There’s also an attitude that description is old fashioned. This is utter nonsense. Look at the development of gothic literature, for instance. The earlier pieces, like The Castle of Otranto or, say, Vathek, were very scant on description, and I personally consider this a failing in them. Too much is assumed, and since the assumptions of the day are not the assumptions or our day, the texts have dated in this respect. Poe, who is more descriptive, has dated less. I could give other examples. To describe things—for me—means that you are not taking them for granted, and the less you take things for granted, the better your writing is likely to age.

Anyway, description seems to come to me very naturally—the other things I’ve had to work at. And I have worked at them, for years and years. I actually think I’m something of a late bloomer, although I started writing very early. I only started consciously trying to strengthen my weaknesses and develop robust writing technique in adult years, and I’ve pretty much had to teach myself. Writing is not as easy as some people seem to think. I think that characterisation is perhaps what I have found most difficult, but I feel like I’m beginning to get the hang of it. It does seem to take a kind of intuitive leap, in a way. You can’t be shy or timid about it, and think, oh, but I don’t know anything about this kind of person. You just have to make the leap, and hope you land safely. Or land well, anyway.

What are you working on now?

All kinds of things. I’m not (touch wood) someone who has difficulty in coming up with ideas. If I despair in my writing, it’s more likely to be from the “teeming brain” effect. I have thirty or forty story ideas in my notebooks waiting to be written, and those are just the ideas I’ve written down.

As to what I’m in the middle of, there’s a novel called The Lovers, which is kind of a prequel to Shrike. I shall also need to revise Susuki, the sequel to Shrike, when I can. I’m also collaborating with Justin Isis on a story called “The Cutest Girl in Class.” I must get back to that one, actually, as I’ve been preoccupied with other things. I’ve also been writing lyrics for the band Kodagain; the fruits of this collaboration will be released as an album called Letters From Quentin. As we speak, I am working on an essay about Annette Funicello. There’s also the literary blogzine thing that I do with Justin Isis, called Chomu. Really, the list is almost endless. I’m just waiting for demand to catch up with my supply.

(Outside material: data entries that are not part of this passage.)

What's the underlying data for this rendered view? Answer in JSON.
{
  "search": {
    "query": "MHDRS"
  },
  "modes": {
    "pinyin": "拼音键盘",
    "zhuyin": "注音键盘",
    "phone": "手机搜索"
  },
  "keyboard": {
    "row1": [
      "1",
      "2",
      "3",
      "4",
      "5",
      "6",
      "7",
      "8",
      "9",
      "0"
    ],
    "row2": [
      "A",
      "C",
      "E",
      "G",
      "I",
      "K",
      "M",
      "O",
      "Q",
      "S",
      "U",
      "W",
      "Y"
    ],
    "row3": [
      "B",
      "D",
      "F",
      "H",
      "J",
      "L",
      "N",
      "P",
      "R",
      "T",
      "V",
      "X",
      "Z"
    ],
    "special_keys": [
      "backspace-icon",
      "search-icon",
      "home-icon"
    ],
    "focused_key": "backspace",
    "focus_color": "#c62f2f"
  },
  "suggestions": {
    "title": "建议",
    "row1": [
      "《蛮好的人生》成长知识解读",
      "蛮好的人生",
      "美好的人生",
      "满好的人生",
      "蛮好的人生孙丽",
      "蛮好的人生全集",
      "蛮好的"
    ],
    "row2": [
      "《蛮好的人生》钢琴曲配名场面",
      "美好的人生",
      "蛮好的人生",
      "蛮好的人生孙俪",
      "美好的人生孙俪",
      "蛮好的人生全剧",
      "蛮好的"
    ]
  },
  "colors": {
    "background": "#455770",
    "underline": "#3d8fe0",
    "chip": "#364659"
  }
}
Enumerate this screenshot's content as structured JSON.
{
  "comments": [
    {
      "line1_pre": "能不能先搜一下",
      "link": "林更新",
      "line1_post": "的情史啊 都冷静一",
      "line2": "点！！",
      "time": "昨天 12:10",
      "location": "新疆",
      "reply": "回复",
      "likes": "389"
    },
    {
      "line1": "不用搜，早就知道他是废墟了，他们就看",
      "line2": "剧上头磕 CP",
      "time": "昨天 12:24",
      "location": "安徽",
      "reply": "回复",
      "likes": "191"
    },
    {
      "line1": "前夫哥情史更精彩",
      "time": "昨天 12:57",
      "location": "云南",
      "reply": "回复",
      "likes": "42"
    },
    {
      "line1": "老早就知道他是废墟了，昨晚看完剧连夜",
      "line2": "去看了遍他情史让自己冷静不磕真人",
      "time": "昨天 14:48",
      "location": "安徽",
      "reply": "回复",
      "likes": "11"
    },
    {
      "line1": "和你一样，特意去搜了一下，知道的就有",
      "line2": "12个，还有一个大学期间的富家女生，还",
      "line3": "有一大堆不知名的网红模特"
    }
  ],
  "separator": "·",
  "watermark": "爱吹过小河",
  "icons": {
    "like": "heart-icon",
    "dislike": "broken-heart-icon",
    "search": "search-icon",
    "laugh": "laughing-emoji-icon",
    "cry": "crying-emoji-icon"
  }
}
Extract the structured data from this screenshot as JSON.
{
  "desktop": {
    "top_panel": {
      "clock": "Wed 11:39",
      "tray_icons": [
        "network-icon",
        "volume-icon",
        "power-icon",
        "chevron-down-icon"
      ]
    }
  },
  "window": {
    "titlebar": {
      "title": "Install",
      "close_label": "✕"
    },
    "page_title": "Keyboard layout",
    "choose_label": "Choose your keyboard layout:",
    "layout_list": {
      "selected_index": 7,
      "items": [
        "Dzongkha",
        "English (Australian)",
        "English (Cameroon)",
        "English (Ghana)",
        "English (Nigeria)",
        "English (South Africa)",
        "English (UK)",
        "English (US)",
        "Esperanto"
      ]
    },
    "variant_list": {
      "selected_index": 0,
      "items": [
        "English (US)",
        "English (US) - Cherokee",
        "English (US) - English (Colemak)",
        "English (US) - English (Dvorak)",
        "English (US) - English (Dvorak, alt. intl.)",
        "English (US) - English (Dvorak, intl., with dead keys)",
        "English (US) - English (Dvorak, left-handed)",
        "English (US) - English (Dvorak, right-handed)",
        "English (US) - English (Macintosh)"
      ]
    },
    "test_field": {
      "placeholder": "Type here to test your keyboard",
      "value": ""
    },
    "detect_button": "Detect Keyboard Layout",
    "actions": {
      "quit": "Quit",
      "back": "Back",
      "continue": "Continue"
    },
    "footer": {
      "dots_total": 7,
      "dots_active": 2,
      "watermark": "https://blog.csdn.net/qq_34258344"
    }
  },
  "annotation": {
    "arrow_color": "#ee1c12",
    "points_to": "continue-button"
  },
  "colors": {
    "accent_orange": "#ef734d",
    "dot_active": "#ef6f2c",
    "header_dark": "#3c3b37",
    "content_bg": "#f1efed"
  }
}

What are your future aspirations? Goals?

I think, the older I get, the fewer goals I have. I’ve pretty much given up hope on just about everything. However, at the same time, I feel the need, more and more strongly, to make a living from my writing, and from my writing alone. People are ALWAYS telling me to forget it, and that it can’t be done. But it is simply something that my nature demands I do. Or die trying, as the expression goes.

Apart from that, I don’t know. I almost feel as if the world has destroyed my capacity to dream, in the sense of dreaming of something you want to come true. I wouldn’t mind doing more music-related work, or branching out into other media. I’d like to find some country in the world where I feel “this is my proper ground, here I shall stay.” I would like, as a writer, to be considered as a “case study.” That’s from the introduction to a collection of Lovecraft tales, actually. The guy said Lovecraft was more a “case study” than a conscious artist. I suppose that he was thinking the conscious artists are all the bland, Booker Prize-winning humanists who seem to believe they are lactating some kind of nobility and wisdom. But I’d prefer not to be considered a milky fount of wisdom. I’d like priggish humanists to read my work and stroke their chins seriously as at a sad dilemma, sympathizing with terrible compassion as they decide that a lethal injection is the most humane thing, and that, at all costs, they should keep such texts away from their children.

I’d also like to do more collaborations with cool creative people and to be adored by millions of young people whom I do not understand, and have them light bonfires in tribute to me upon every hilltop, and so on, as if I were Frankie Howerd.